Dying with Dignity Canada, a group that has been advocating for assisted dying legislation voiced its own concerns and called on the government to re-think the bill. The group is currently encouraging people to email the senators to voice their concerns with Bill C-14.

In fact, for some people the situation created by lack of legislation on June 6 may be a relief.

The B.C. Civil Liberties Union points out that right now every province and territory requires at least two doctors to confirm a patient’s eligibility and voluntariness. They go on to point out that most require a waiting period and all require extensive documentation.

Simply put, there are already frameworks in place across Canada that are far more lenient than the Liberal bill.

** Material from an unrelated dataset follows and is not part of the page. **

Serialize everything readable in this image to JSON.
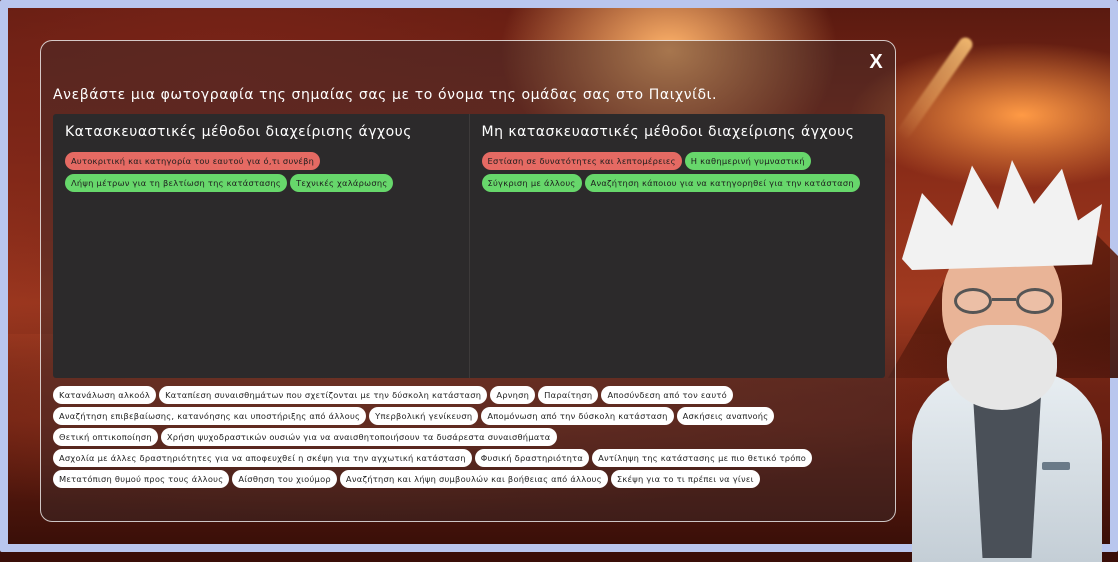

Come June 6 there will either be the Liberal assisted dying legislation on the books or the decision will be left to individual doctors and existing frameworks. This debate matters because people are waiting. One B.C. doctor indicated that she already has people signed up for the services and awaiting the date.

In the end, the question for progressives is simple: beyond just getting assisted dying legislation, what kind of assisted dying legislation would you like to see? If you believe that no one deemed to have provided clear and conscious consent should have to live in insufferable pain and that the choosing when you can end your own life is a right not a privilege, then you’re likely opposed to C-14.

If that’s the case, then you may be happy to see that this legislation is likely to not be passed by June 6.

 

Ryan Donnelly is a graduate of McMaster’s Public Policy program and has been an organizer in various human rights groups in Ontario where he currently resides.